[August 1893]
Dear Chamberlain,
I have just got your letter, and a copy of the Advertiser which makes me glad that I changed the sentence about the sailors in proofs. I have a great mind to subscribe for the Advertiser, and stop reading the Mail;--I am so sick of all the stuff about missionaries and Christianity. Why can't a newspaper have mercy on people who don't care to have religious stuff forever thrust under their noses? I see the missionaries are still telling the people they are savages, and idolaters, etc., and have been making a row at Bakkan, among other places There's no truth ever told about these matters; what the missionaries really do is never published.
I wonder if the Archduke's Indian servant is a Sikh. Travellers write that the Sikh policemen and troopers look like demigods or kings; and some illustrations in the London News gave me the same notion.

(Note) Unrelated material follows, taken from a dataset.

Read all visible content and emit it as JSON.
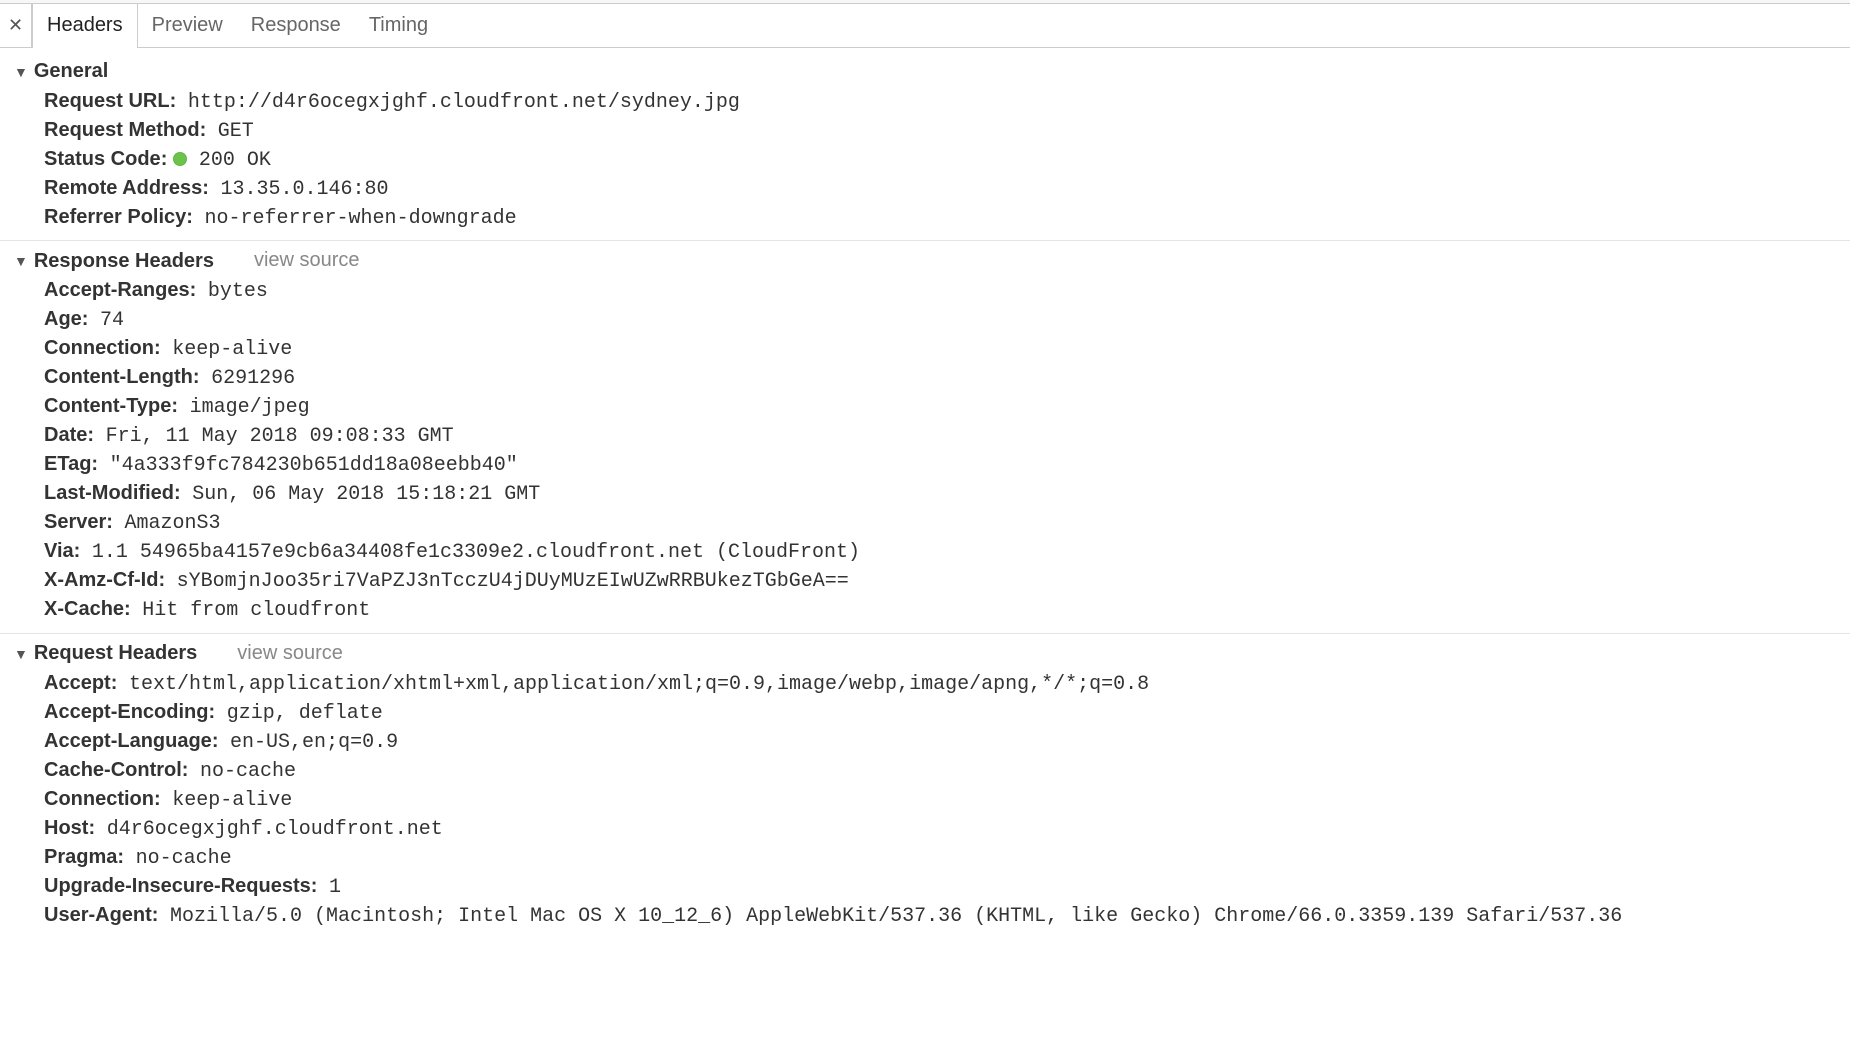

It rejoiced me to hear of your living in the Japanese wing, and in yukata. I am sure it is the very best thing you could do for health in this hot season. Foreign dress soaks through almost immediately, and then becomes a wet wrap which, breathed on by a cold wind, chills the lungs at once. I have been wearing considerably less than a yukata lately during the hottest part of the day; but when I go out in a white suit I wonder how any Japanese can don yofuku in July and August. No matter how thin, a tight-fitting dress is a torture in this heat to anybody accustomed to the kimono.
I had a long letter from the editor of the Atlantic. He wants sketches of real Japanese life (sketches showing emotional character): doesn't care for religious or philosophical sketches. He wants, in short, exactly what I want, but what is very difficult to find. The fixed policy in Kumamoto has been to conceal everything from me, and although there is an approach to kindness in other directions, this policy is not likely to change much. I must devise some means of defeating it.

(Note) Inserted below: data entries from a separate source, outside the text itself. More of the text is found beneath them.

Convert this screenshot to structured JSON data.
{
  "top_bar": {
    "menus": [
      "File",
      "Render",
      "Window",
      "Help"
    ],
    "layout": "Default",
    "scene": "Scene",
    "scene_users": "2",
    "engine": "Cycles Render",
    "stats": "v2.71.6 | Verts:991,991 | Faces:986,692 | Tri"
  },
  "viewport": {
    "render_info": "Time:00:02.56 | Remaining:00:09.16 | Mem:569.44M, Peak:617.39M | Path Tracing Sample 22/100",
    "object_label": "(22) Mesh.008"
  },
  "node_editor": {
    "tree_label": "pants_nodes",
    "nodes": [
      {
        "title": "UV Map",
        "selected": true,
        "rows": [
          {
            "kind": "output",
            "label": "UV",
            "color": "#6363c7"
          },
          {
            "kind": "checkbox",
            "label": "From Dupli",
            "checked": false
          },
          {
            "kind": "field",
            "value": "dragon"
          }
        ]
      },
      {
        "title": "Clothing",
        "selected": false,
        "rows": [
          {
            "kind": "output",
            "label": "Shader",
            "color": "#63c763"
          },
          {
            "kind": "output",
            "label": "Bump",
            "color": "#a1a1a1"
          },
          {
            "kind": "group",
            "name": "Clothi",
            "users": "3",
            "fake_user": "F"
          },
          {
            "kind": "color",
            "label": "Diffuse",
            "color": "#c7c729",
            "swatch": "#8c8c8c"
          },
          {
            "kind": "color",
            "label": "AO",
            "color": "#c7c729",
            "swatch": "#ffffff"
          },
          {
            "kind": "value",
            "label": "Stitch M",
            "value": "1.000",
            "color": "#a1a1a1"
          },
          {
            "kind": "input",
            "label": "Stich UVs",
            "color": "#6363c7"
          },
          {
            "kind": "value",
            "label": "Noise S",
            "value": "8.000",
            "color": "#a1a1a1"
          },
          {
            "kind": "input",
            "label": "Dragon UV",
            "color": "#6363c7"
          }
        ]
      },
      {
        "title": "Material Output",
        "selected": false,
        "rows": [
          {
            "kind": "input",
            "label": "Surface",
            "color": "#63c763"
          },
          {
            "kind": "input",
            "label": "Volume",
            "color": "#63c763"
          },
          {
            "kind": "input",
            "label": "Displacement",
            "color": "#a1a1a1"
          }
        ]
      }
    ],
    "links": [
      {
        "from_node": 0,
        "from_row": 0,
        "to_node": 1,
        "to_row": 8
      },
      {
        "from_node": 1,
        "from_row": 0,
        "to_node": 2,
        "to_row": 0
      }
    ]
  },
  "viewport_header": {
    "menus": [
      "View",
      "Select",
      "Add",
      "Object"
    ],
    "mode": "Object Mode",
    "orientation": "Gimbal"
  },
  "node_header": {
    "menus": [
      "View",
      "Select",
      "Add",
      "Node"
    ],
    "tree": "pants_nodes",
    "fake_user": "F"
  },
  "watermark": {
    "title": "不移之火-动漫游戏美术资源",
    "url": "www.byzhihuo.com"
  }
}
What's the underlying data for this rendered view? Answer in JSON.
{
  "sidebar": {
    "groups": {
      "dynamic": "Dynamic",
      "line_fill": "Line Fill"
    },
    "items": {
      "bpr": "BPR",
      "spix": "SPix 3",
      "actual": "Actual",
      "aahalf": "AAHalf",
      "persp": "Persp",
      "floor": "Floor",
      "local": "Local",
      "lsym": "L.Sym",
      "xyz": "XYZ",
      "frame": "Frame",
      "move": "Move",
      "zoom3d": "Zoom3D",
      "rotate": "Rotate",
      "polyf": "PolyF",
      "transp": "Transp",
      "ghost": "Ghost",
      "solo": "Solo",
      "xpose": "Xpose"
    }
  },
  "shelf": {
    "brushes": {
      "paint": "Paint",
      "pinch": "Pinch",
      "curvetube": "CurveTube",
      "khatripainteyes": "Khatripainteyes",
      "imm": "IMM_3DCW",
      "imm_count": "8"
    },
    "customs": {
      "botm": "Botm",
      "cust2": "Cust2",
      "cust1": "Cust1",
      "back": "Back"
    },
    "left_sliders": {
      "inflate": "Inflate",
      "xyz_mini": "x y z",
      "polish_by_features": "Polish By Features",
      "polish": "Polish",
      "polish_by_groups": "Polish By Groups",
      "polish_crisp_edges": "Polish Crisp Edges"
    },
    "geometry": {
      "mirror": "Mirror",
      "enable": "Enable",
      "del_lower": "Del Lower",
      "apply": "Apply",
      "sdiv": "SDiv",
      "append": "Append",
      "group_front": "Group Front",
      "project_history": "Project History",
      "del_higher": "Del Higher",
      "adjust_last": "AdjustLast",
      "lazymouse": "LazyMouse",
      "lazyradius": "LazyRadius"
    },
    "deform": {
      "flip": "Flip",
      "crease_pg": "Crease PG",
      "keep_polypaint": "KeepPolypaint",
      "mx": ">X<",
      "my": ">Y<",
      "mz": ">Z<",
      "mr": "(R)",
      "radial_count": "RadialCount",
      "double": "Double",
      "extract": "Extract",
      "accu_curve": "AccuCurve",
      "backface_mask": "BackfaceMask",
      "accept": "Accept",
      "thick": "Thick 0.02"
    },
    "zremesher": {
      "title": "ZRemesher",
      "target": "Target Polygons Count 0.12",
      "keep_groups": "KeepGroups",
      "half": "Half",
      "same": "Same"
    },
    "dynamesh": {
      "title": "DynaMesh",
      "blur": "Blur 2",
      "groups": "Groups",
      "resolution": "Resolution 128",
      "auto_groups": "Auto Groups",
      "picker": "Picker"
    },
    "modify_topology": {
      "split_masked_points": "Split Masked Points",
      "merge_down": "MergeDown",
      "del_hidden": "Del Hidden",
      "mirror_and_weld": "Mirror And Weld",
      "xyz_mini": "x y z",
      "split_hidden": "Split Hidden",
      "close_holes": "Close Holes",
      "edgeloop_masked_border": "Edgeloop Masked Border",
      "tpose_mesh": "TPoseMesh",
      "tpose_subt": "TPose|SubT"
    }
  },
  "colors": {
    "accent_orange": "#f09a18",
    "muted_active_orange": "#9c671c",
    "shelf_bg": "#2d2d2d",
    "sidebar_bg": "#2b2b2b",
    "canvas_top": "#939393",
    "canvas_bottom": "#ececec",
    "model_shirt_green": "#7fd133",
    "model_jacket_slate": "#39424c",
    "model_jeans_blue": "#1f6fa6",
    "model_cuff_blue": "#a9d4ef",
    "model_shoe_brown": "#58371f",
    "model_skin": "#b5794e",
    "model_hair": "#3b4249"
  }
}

Reading over some part of "Things Japanese"* the other day, it occurred to me that I might be able to speak of something not known to you about the household bath. Of course it is only a suggestion. It is true, as you say, that all the members of a household, in hierarchical order, use the same water. But the simple statement of this fact might create a wrong idea in European minds. The rule in such cases is worth recording. It is that each person washes outside the bath, and thoroughly rinses the whole body outside the bath, with hot water from a kanadari or other vessel, before entering into the tub proper. Consequently, in a household where this rule is observed, the servant girl who bathes last, will find the water nearly as clear as the Inkyo who bathes first. All the real washing is not done in the bath at all. And in some bathing-places, I have seen this rule strictly observed by hundreds of people,--as at Kitzuki. Of course among the poorer classes there is less nicety. . . .
*Things Japanese (1890) by Basil Hall Chamberlain.
-from The Japanese Letters of Lafcadio Hearn edited with an introduction by Elizabeth Bisland (Boston: Houghton Mifflin, 1910) p. 147-48.